Par ailleurs, la stabilité financière est un enjeu crucial, car une crise financière peut avoir des répercussions considérables sur l'économie réelle : baisse de la production, hausse du chômage et érosion du pouvoir d'achat. C'est pourquoi le renforcement du système bancaire, la supervision des marchés de capitaux et les politiques macroprudentielles (par exemple, la réglementation du ratio prêts/garanties) sont des composantes essentielles d'un cadre financier et économique moderne.
7. Instruments financiers : actions, obligations et produits dérivés
L'économie financière étudie les différents instruments utilisés pour l'investissement et le financement. Les trois principaux groupes sont :
1. Actions : preuve de propriété au sein de l’entreprise. Les actionnaires peuvent percevoir des dividendes et réaliser des plus-values, mais sont exposés aux fluctuations du cours de l’action.
2. Obligations : titres de créance qui versent des coupons (intérêts) et remboursent le capital à l’échéance. Les obligations sont généralement plus stables que les actions, mais comportent néanmoins un risque de taux d’intérêt et un risque de défaut.
3. Produits dérivés : contrats dont la valeur dépend d’un actif sous-jacent tel que des actions, des indices, des matières premières ou des devises. Les contrats à terme, les options et les swaps en sont des exemples. Ces instruments peuvent servir à la couverture et à la spéculation.

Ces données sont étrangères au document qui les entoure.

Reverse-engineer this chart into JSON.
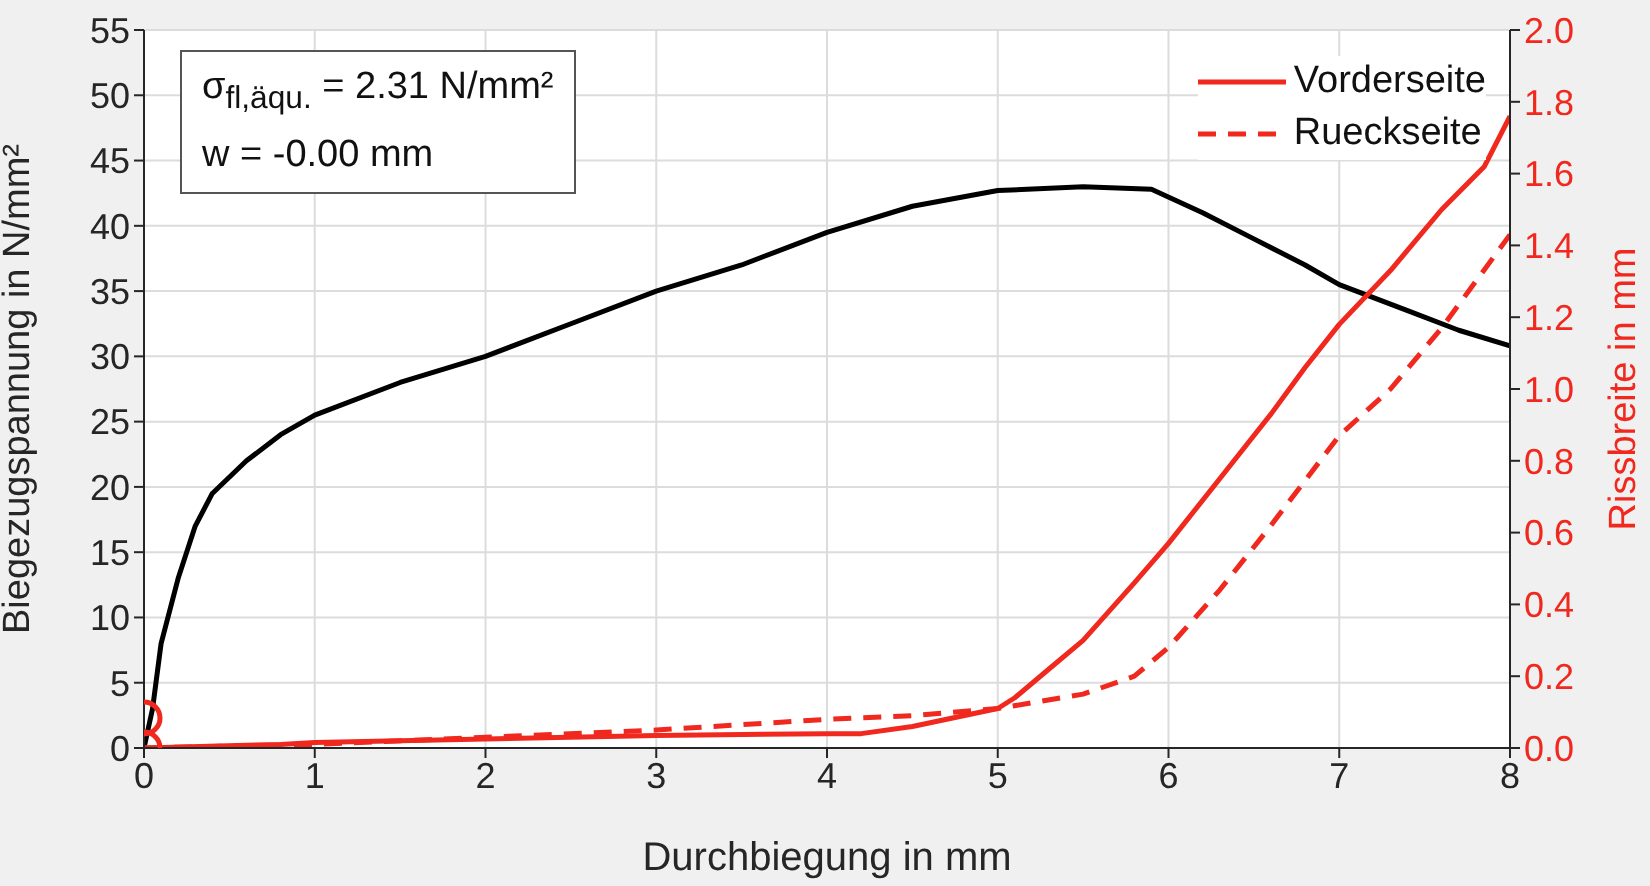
{
  "chart_data": {
    "type": "line",
    "xlabel": "Durchbiegung in mm",
    "ylabel": "Biegezugspannung in N/mm²",
    "y2label": "Rissbreite in mm",
    "annotations": [
      "σ$_{fl,äqu.}$ = 2.31 N/mm²",
      "w = -0.00 mm"
    ],
    "xlim": [
      0,
      8
    ],
    "xticks": [
      0,
      1,
      2,
      3,
      4,
      5,
      6,
      7,
      8
    ],
    "ylim": [
      0,
      55
    ],
    "yticks": [
      0,
      5,
      10,
      15,
      20,
      25,
      30,
      35,
      40,
      45,
      50,
      55
    ],
    "y2lim": [
      0,
      2
    ],
    "y2ticks": [
      {
        "value": 0,
        "label": "0.0"
      },
      {
        "value": 0.2,
        "label": "0.2"
      },
      {
        "value": 0.4,
        "label": "0.4"
      },
      {
        "value": 0.6,
        "label": "0.6"
      },
      {
        "value": 0.8,
        "label": "0.8"
      },
      {
        "value": 1,
        "label": "1.0"
      },
      {
        "value": 1.2,
        "label": "1.2"
      },
      {
        "value": 1.4,
        "label": "1.4"
      },
      {
        "value": 1.6,
        "label": "1.6"
      },
      {
        "value": 1.8,
        "label": "1.8"
      },
      {
        "value": 2,
        "label": "2.0"
      }
    ],
    "grid": true,
    "legend": "top right",
    "marker": "none",
    "series": [
      {
        "color": "#000000",
        "line_style": "solid",
        "x": [
          0,
          0.05,
          0.1,
          0.2,
          0.3,
          0.4,
          0.6,
          0.8,
          1,
          1.5,
          2,
          2.5,
          3,
          3.5,
          4,
          4.5,
          5,
          5.5,
          5.9,
          6.2,
          6.5,
          6.8,
          7,
          7.4,
          7.7,
          8
        ],
        "values": [
          0,
          3,
          8,
          13,
          17,
          19.5,
          22,
          24,
          25.5,
          28,
          30,
          32.5,
          35,
          37,
          39.5,
          41.5,
          42.7,
          43,
          42.8,
          41,
          39,
          37,
          35.5,
          33.5,
          32,
          30.8
        ]
      },
      {
        "name": "Vorderseite",
        "color": "#f0281e",
        "axis": "y2",
        "line_style": "solid",
        "x": [
          0,
          0.8,
          1,
          2,
          3,
          4,
          4.2,
          4.5,
          5,
          5.1,
          5.3,
          5.5,
          5.8,
          6,
          6.3,
          6.6,
          6.8,
          7,
          7.3,
          7.6,
          7.85,
          8
        ],
        "values": [
          0,
          0.01,
          0.015,
          0.025,
          0.035,
          0.04,
          0.04,
          0.06,
          0.11,
          0.14,
          0.22,
          0.3,
          0.46,
          0.57,
          0.75,
          0.93,
          1.06,
          1.18,
          1.33,
          1.5,
          1.62,
          1.76
        ]
      },
      {
        "name": "Rueckseite",
        "color": "#f0281e",
        "axis": "y2",
        "line_style": "dashed",
        "x": [
          0,
          1,
          2,
          3,
          4,
          4.5,
          5,
          5.5,
          5.8,
          6,
          6.3,
          6.6,
          7,
          7.3,
          7.6,
          8
        ],
        "values": [
          0,
          0.01,
          0.03,
          0.05,
          0.08,
          0.09,
          0.11,
          0.15,
          0.2,
          0.28,
          0.44,
          0.62,
          0.87,
          1.0,
          1.17,
          1.43
        ]
      },
      {
        "type": "scatter",
        "color": "#f0281e",
        "marker": "circle",
        "x": [
          0
        ],
        "values": [
          2.3
        ]
      },
      {
        "type": "scatter",
        "color": "#f0281e",
        "marker": "circle",
        "axis": "y2",
        "x": [
          0
        ],
        "values": [
          0
        ]
      }
    ]
  }
}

En comprenant les caractéristiques de ces instruments, les acteurs économiques peuvent choisir une stratégie adaptée à leurs objectifs et à leur profil de risque.
8. Conclusion
L'économie financière englobe plusieurs concepts clés : la valeur temporelle de l'argent, la relation entre risque et rendement, la diversification de portefeuille, la valorisation des actifs, le rôle des institutions financières, l'influence de la politique monétaire et l'utilisation des instruments financiers. Ces concepts permettent d'expliquer comment les fonds sont alloués à l'économie, comment le risque est géré et comment les décisions financières influent sur le bien-être individuel et la stabilité économique globale.

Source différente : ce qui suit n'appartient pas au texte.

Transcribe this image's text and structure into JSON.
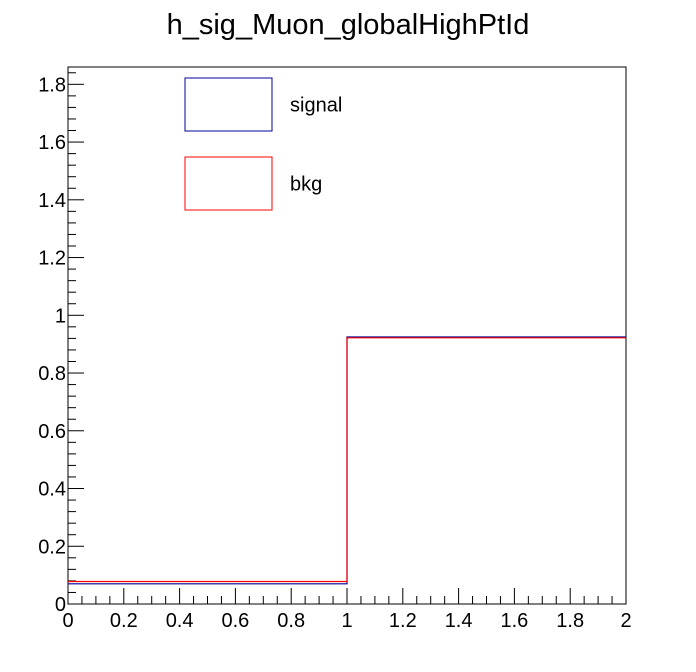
{
  "chart_data": {
    "type": "histogram",
    "title": "h_sig_Muon_globalHighPtId",
    "xlabel": "",
    "ylabel": "",
    "xlim": [
      0,
      2
    ],
    "ylim": [
      0,
      1.86
    ],
    "grid": false,
    "x_ticks": [
      "0",
      "0.2",
      "0.4",
      "0.6",
      "0.8",
      "1",
      "1.2",
      "1.4",
      "1.6",
      "1.8",
      "2"
    ],
    "y_ticks": [
      "0",
      "0.2",
      "0.4",
      "0.6",
      "0.8",
      "1",
      "1.2",
      "1.4",
      "1.6",
      "1.8"
    ],
    "bin_edges": [
      0,
      1,
      2
    ],
    "legend_position": "top-left",
    "series": [
      {
        "name": "signal",
        "color": "#000099",
        "values": [
          0.07,
          0.925
        ]
      },
      {
        "name": "bkg",
        "color": "#ff0000",
        "values": [
          0.078,
          0.922
        ]
      }
    ]
  }
}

Face au développement des technologies financières et à la participation croissante du public à l'investissement, l'éducation financière revêt une importance grandissante. Une bonne compréhension des enjeux financiers permet aux particuliers de prendre des décisions plus rationnelles – épargner de manière stratégique, investir en fonction de leurs objectifs et gérer les risques – tandis que les pays et les institutions financières peuvent concevoir des politiques et des systèmes plus stables et inclusifs.